Chipped primary (baby) teeth can be esthetically restored. Dislodged primary teeth can, in rare cases, be repositioned. However, primary teeth that have been knocked out typically should not be replanted because it may cause further and permanent damage to the underlying permanent tooth that is growing inside the bone.
Children’s permanent teeth that are not fully developed at the time of the injury need special attention and careful follow up, but not all of them will need root canal treatment. In an immature permanent tooth, blood supply to the tooth and stem cells in the region may enable your dentist or endodontist to stimulate continued root growth.

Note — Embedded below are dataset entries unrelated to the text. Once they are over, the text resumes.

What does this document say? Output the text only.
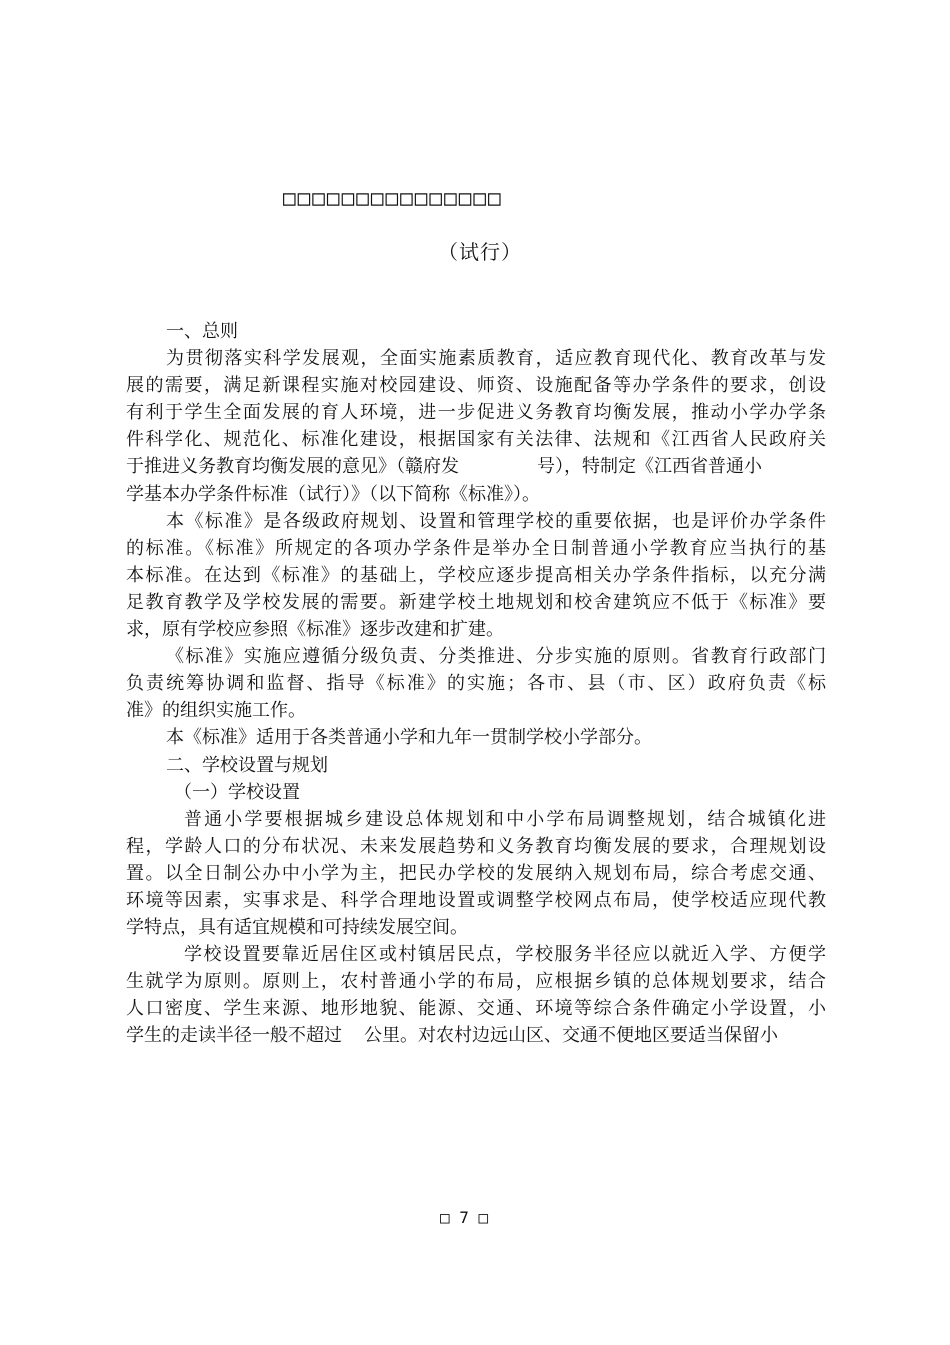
□□□□□□□□□□□□□□□
（试行）
一、总则
为贯彻落实科学发展观，全面实施素质教育，适应教育现代化、教育改革与发
展的需要，满足新课程实施对校园建设、师资、设施配备等办学条件的要求，创设
有利于学生全面发展的育人环境，进一步促进义务教育均衡发展，推动小学办学条
件科学化、规范化、标准化建设，根据国家有关法律、法规和《江西省人民政府关
于推进义务教育均衡发展的意见》（赣府发	号），特制定《江西省普通小
学基本办学条件标准（试行）》（以下简称《标准》）。
本《标准》是各级政府规划、设置和管理学校的重要依据，也是评价办学条件
的标准。《标准》所规定的各项办学条件是举办全日制普通小学教育应当执行的基
本标准。在达到《标准》的基础上，学校应逐步提高相关办学条件指标，以充分满
足教育教学及学校发展的需要。新建学校土地规划和校舍建筑应不低于《标准》要
求，原有学校应参照《标准》逐步改建和扩建。
《标准》实施应遵循分级负责、分类推进、分步实施的原则。省教育行政部门
负责统筹协调和监督、指导《标准》的实施；各市、县（市、区）政府负责《标
准》的组织实施工作。
本《标准》适用于各类普通小学和九年一贯制学校小学部分。
二、学校设置与规划
（一）学校设置
普通小学要根据城乡建设总体规划和中小学布局调整规划，结合城镇化进
程，学龄人口的分布状况、未来发展趋势和义务教育均衡发展的要求，合理规划设
置。以全日制公办中小学为主，把民办学校的发展纳入规划布局，综合考虑交通、
环境等因素，实事求是、科学合理地设置或调整学校网点布局，使学校适应现代教
学特点，具有适宜规模和可持续发展空间。
学校设置要靠近居住区或村镇居民点，学校服务半径应以就近入学、方便学
生就学为原则。原则上，农村普通小学的布局，应根据乡镇的总体规划要求，结合
人口密度、学生来源、地形地貌、能源、交通、环境等综合条件确定小学设置，小
学生的走读半径一般不超过 公里。对农村边远山区、交通不便地区要适当保留小
□ 7 □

Endodontists will do all that is possible to save the natural tooth and have the knowledge and skill to treat incompletely formed roots in children so that, in some instances, the roots can continue to develop. Look to these specialists for information and their expertise when your child is the victim of dental trauma.
DWill the tooth need any special care or additional treatment?
Factors that affect the long-term health of your tooth after an injury include: the nature of the injury, the length of time from injury to treatment, how your tooth was cared for after the injury and your body’s response. Getting treatment as soon as possible is very important with dislodged or knocked-out teeth in particular, in order to prevent root resorption.
Resorption occurs when your body, through its own defense mechanisms, begins to reject your own tooth in response to the traumatic injury. Following an injury, you should return to your dentist or endodontist to have the tooth examined and/or treated on a regular basis for up to five years to ensure that root resorption is not occurring and that surrounding tissues continue to heal. Unfortunately, some types of resorption are untreatable.